Bulgarian Prime Minister Boyko Borisov on Friday suspended use of AstraZeneca’s COVID-19 vaccine, following similar steps in Denmark, Iceland and Norway over safety concerns.
“I order a halt in vaccinations with the AstraZeneca vaccine until the European Medicines Agency dismisses all doubts about its safety,” a government press service statement quoted Borisov as saying.
The EMA announced on Thursday that countries can keep using AstraZeneca’s vaccine while it probes cases of blood clots that prompted suspension of particular bacthes of the vaccine or all jabs with it in several countries.
But Borisov insisted Friday that vaccinations should stop until the country received “a written statement with an accurate and clearly confirmed diagnosis—can we or cannot we administer it.”
“Until then, you stop it,” he said.
Bulgaria falls last among EU countries in terms of its vaccination rate with only 270,000 people or 3.9 percent of the population receiving at least one dose so far.

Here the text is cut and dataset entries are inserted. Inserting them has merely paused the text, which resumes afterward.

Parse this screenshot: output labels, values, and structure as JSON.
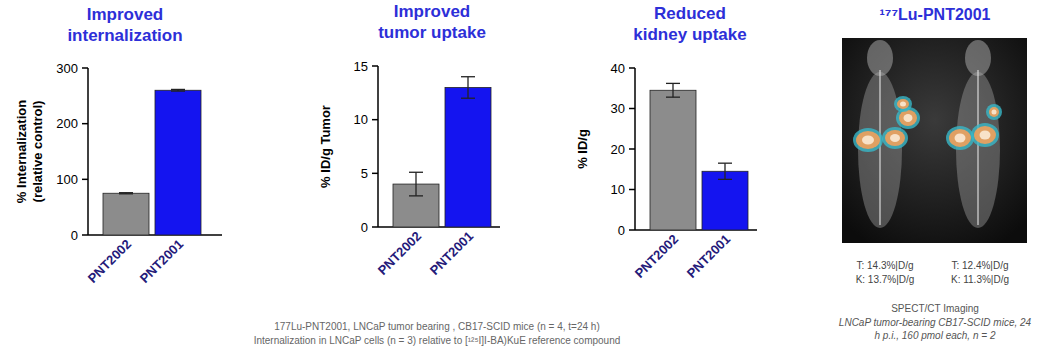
{
  "chart_data": [
    {
      "type": "bar",
      "title": "Improved\ninternalization",
      "y_label": "% Internalization\n(relative control)",
      "categories": [
        "PNT2002",
        "PNT2001"
      ],
      "values": [
        75,
        260
      ],
      "errors": [
        1,
        1.5
      ],
      "colors": [
        "#8c8c8c",
        "#1414f0"
      ],
      "ylim": [
        0,
        300
      ],
      "yticks": [
        0,
        100,
        200,
        300
      ]
    },
    {
      "type": "bar",
      "title": "Improved\ntumor uptake",
      "y_label": "% ID/g Tumor",
      "categories": [
        "PNT2002",
        "PNT2001"
      ],
      "values": [
        4.0,
        13.0
      ],
      "errors": [
        1.1,
        1.0
      ],
      "colors": [
        "#8c8c8c",
        "#1414f0"
      ],
      "ylim": [
        0,
        15
      ],
      "yticks": [
        0,
        5,
        10,
        15
      ]
    },
    {
      "type": "bar",
      "title": "Reduced\nkidney uptake",
      "y_label": "% ID/g",
      "categories": [
        "PNT2002",
        "PNT2001"
      ],
      "values": [
        34.5,
        14.5
      ],
      "errors": [
        1.7,
        2.0
      ],
      "colors": [
        "#8c8c8c",
        "#1414f0"
      ],
      "ylim": [
        0,
        40
      ],
      "yticks": [
        0,
        10,
        20,
        30,
        40
      ]
    }
  ],
  "image_panel": {
    "title": "¹⁷⁷Lu-PNT2001",
    "labels": [
      [
        "T: 14.3%|D/g",
        "K: 13.7%|D/g"
      ],
      [
        "T: 12.4%|D/g",
        "K: 11.3%|D/g"
      ]
    ],
    "caption": "SPECT/CT Imaging",
    "note": [
      "LNCaP tumor-bearing CB17-SCID mice, 24",
      "h p.i., 160 pmol each, n = 2"
    ]
  },
  "footnote": [
    "177Lu-PNT2001, LNCaP tumor bearing , CB17-SCID mice (n = 4, t=24 h)",
    "Internalization in LNCaP cells (n = 3) relative to [¹²⁵I]I-BA)KuE reference compound"
  ]
}
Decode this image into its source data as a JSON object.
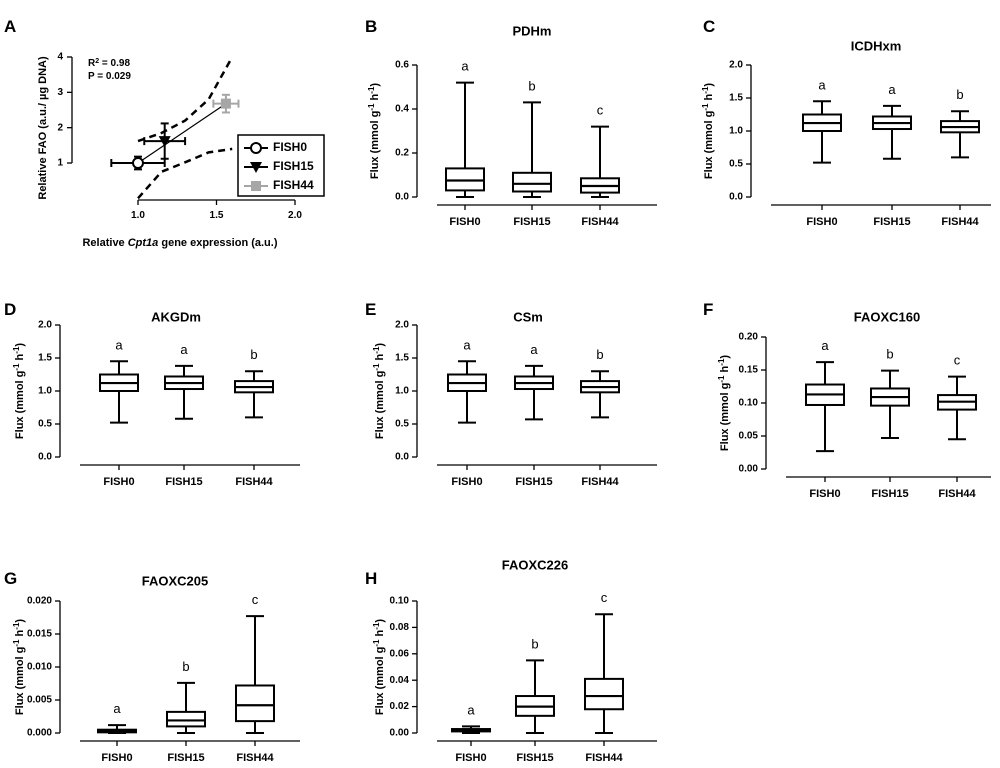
{
  "chart_data": [
    {
      "id": "A",
      "panel_label": "A",
      "type": "scatter",
      "title": "",
      "xlabel_pre": "Relative ",
      "xlabel_gene": "Cpt1a",
      "xlabel_post": " gene expression (a.u.)",
      "ylabel": "Relative FAO (a.u./  µg DNA)",
      "xlim": [
        0.5,
        2.0
      ],
      "ylim": [
        0,
        4
      ],
      "xticks": [
        "1.0",
        "1.5",
        "2.0"
      ],
      "yticks": [
        "1",
        "2",
        "3",
        "4"
      ],
      "stats": {
        "r2_label": "R",
        "r2_sup": "2",
        "r2_value": " = 0.98",
        "p_text": "P = 0.029"
      },
      "points": [
        {
          "name": "FISH0",
          "x": 1.0,
          "y": 1.0,
          "xerr": 0.17,
          "yerr": 0.18,
          "marker": "circle-open",
          "color": "#000000"
        },
        {
          "name": "FISH15",
          "x": 1.17,
          "y": 1.62,
          "xerr": 0.13,
          "yerr": 0.5,
          "marker": "triangle-down",
          "color": "#000000"
        },
        {
          "name": "FISH44",
          "x": 1.56,
          "y": 2.68,
          "xerr": 0.08,
          "yerr": 0.25,
          "marker": "square",
          "color": "#a6a6a6"
        }
      ],
      "fit_line": {
        "x": [
          1.0,
          1.56
        ],
        "y": [
          1.0,
          2.68
        ]
      },
      "ci_upper": {
        "x": [
          1.0,
          1.15,
          1.3,
          1.45,
          1.6
        ],
        "y": [
          1.62,
          1.85,
          2.2,
          2.8,
          4.0
        ]
      },
      "ci_lower": {
        "x": [
          1.0,
          1.15,
          1.3,
          1.45,
          1.6
        ],
        "y": [
          0.0,
          0.75,
          1.02,
          1.3,
          1.4
        ]
      },
      "legend": [
        "FISH0",
        "FISH15",
        "FISH44"
      ]
    },
    {
      "id": "B",
      "panel_label": "B",
      "type": "box",
      "title": "PDHm",
      "ylabel_main": "Flux (mmol g",
      "ylabel_sup1": "-1",
      "ylabel_mid": " h",
      "ylabel_sup2": "-1",
      "ylabel_end": ")",
      "ylim": [
        0,
        0.6
      ],
      "yticks": [
        "0.0",
        "0.2",
        "0.4",
        "0.6"
      ],
      "categories": [
        "FISH0",
        "FISH15",
        "FISH44"
      ],
      "boxes": [
        {
          "min": 0.0,
          "q1": 0.03,
          "median": 0.075,
          "q3": 0.13,
          "max": 0.52,
          "letter": "a"
        },
        {
          "min": 0.0,
          "q1": 0.025,
          "median": 0.06,
          "q3": 0.11,
          "max": 0.43,
          "letter": "b"
        },
        {
          "min": 0.0,
          "q1": 0.02,
          "median": 0.05,
          "q3": 0.085,
          "max": 0.32,
          "letter": "c"
        }
      ]
    },
    {
      "id": "C",
      "panel_label": "C",
      "type": "box",
      "title": "ICDHxm",
      "ylabel_main": "Flux (mmol g",
      "ylabel_sup1": "-1",
      "ylabel_mid": " h",
      "ylabel_sup2": "-1",
      "ylabel_end": ")",
      "ylim": [
        0,
        2.0
      ],
      "yticks": [
        "0.0",
        "0.5",
        "1.0",
        "1.5",
        "2.0"
      ],
      "categories": [
        "FISH0",
        "FISH15",
        "FISH44"
      ],
      "boxes": [
        {
          "min": 0.52,
          "q1": 1.0,
          "median": 1.12,
          "q3": 1.25,
          "max": 1.45,
          "letter": "a"
        },
        {
          "min": 0.58,
          "q1": 1.03,
          "median": 1.12,
          "q3": 1.22,
          "max": 1.38,
          "letter": "a"
        },
        {
          "min": 0.6,
          "q1": 0.98,
          "median": 1.06,
          "q3": 1.15,
          "max": 1.3,
          "letter": "b"
        }
      ]
    },
    {
      "id": "D",
      "panel_label": "D",
      "type": "box",
      "title": "AKGDm",
      "ylabel_main": "Flux (mmol g",
      "ylabel_sup1": "-1",
      "ylabel_mid": " h",
      "ylabel_sup2": "-1",
      "ylabel_end": ")",
      "ylim": [
        0,
        2.0
      ],
      "yticks": [
        "0.0",
        "0.5",
        "1.0",
        "1.5",
        "2.0"
      ],
      "categories": [
        "FISH0",
        "FISH15",
        "FISH44"
      ],
      "boxes": [
        {
          "min": 0.52,
          "q1": 1.0,
          "median": 1.12,
          "q3": 1.25,
          "max": 1.45,
          "letter": "a"
        },
        {
          "min": 0.58,
          "q1": 1.03,
          "median": 1.12,
          "q3": 1.22,
          "max": 1.38,
          "letter": "a"
        },
        {
          "min": 0.6,
          "q1": 0.98,
          "median": 1.06,
          "q3": 1.15,
          "max": 1.3,
          "letter": "b"
        }
      ]
    },
    {
      "id": "E",
      "panel_label": "E",
      "type": "box",
      "title": "CSm",
      "ylabel_main": "Flux (mmol g",
      "ylabel_sup1": "-1",
      "ylabel_mid": " h",
      "ylabel_sup2": "-1",
      "ylabel_end": ")",
      "ylim": [
        0,
        2.0
      ],
      "yticks": [
        "0.0",
        "0.5",
        "1.0",
        "1.5",
        "2.0"
      ],
      "categories": [
        "FISH0",
        "FISH15",
        "FISH44"
      ],
      "boxes": [
        {
          "min": 0.52,
          "q1": 1.0,
          "median": 1.12,
          "q3": 1.25,
          "max": 1.45,
          "letter": "a"
        },
        {
          "min": 0.57,
          "q1": 1.03,
          "median": 1.12,
          "q3": 1.22,
          "max": 1.38,
          "letter": "a"
        },
        {
          "min": 0.6,
          "q1": 0.98,
          "median": 1.06,
          "q3": 1.15,
          "max": 1.3,
          "letter": "b"
        }
      ]
    },
    {
      "id": "F",
      "panel_label": "F",
      "type": "box",
      "title": "FAOXC160",
      "ylabel_main": "Flux (mmol g",
      "ylabel_sup1": "-1",
      "ylabel_mid": " h",
      "ylabel_sup2": "-1",
      "ylabel_end": ")",
      "ylim": [
        0,
        0.2
      ],
      "yticks": [
        "0.00",
        "0.05",
        "0.10",
        "0.15",
        "0.20"
      ],
      "categories": [
        "FISH0",
        "FISH15",
        "FISH44"
      ],
      "boxes": [
        {
          "min": 0.027,
          "q1": 0.097,
          "median": 0.113,
          "q3": 0.128,
          "max": 0.162,
          "letter": "a"
        },
        {
          "min": 0.047,
          "q1": 0.096,
          "median": 0.109,
          "q3": 0.122,
          "max": 0.149,
          "letter": "b"
        },
        {
          "min": 0.045,
          "q1": 0.09,
          "median": 0.102,
          "q3": 0.112,
          "max": 0.14,
          "letter": "c"
        }
      ]
    },
    {
      "id": "G",
      "panel_label": "G",
      "type": "box",
      "title": "FAOXC205",
      "ylabel_main": "Flux (mmol g",
      "ylabel_sup1": "-1",
      "ylabel_mid": " h",
      "ylabel_sup2": "-1",
      "ylabel_end": ")",
      "ylim": [
        0,
        0.02
      ],
      "yticks": [
        "0.000",
        "0.005",
        "0.010",
        "0.015",
        "0.020"
      ],
      "categories": [
        "FISH0",
        "FISH15",
        "FISH44"
      ],
      "boxes": [
        {
          "min": 0.0,
          "q1": 0.0001,
          "median": 0.0003,
          "q3": 0.0005,
          "max": 0.0012,
          "letter": "a"
        },
        {
          "min": 0.0,
          "q1": 0.001,
          "median": 0.0019,
          "q3": 0.0032,
          "max": 0.0076,
          "letter": "b"
        },
        {
          "min": 0.0,
          "q1": 0.0018,
          "median": 0.0042,
          "q3": 0.0072,
          "max": 0.0177,
          "letter": "c"
        }
      ]
    },
    {
      "id": "H",
      "panel_label": "H",
      "type": "box",
      "title": "FAOXC226",
      "ylabel_main": "Flux (mmol g",
      "ylabel_sup1": "-1",
      "ylabel_mid": " h",
      "ylabel_sup2": "-1",
      "ylabel_end": ")",
      "ylim": [
        0,
        0.1
      ],
      "yticks": [
        "0.00",
        "0.02",
        "0.04",
        "0.06",
        "0.08",
        "0.10"
      ],
      "categories": [
        "FISH0",
        "FISH15",
        "FISH44"
      ],
      "boxes": [
        {
          "min": 0.0,
          "q1": 0.0012,
          "median": 0.002,
          "q3": 0.003,
          "max": 0.005,
          "letter": "a"
        },
        {
          "min": 0.0,
          "q1": 0.013,
          "median": 0.02,
          "q3": 0.028,
          "max": 0.055,
          "letter": "b"
        },
        {
          "min": 0.0,
          "q1": 0.018,
          "median": 0.028,
          "q3": 0.041,
          "max": 0.09,
          "letter": "c"
        }
      ]
    }
  ]
}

The country has ordered far more AstraZeneca vaccines than Pfizer/BioNtech and Moderna doses. It was using primarily the AstraZenica vacccine in recent weeks after deciding to scrap prioritisation lists and offer jabs to anyone willing to take them.
So even if it remained unclear on Friday how long the suspension could last, it was expected to severely disrupt vaccination plans.
Health officials already confirmed Thursday that the country had already used up almost completely 31,200 shots from a batch of the vaccine that was suspended in Austria earier this week after the death of a 49-year-old nurse from “severe blood coagulation problems,” days after receiving the shot.
But Health Minister Kostadin Angelov had tried to dismiss any fears over the use of the vaccine saying that there was “no clear and precise conclusion that this batch is the cause of the adverse drug reaction associated with the lethal outcome.”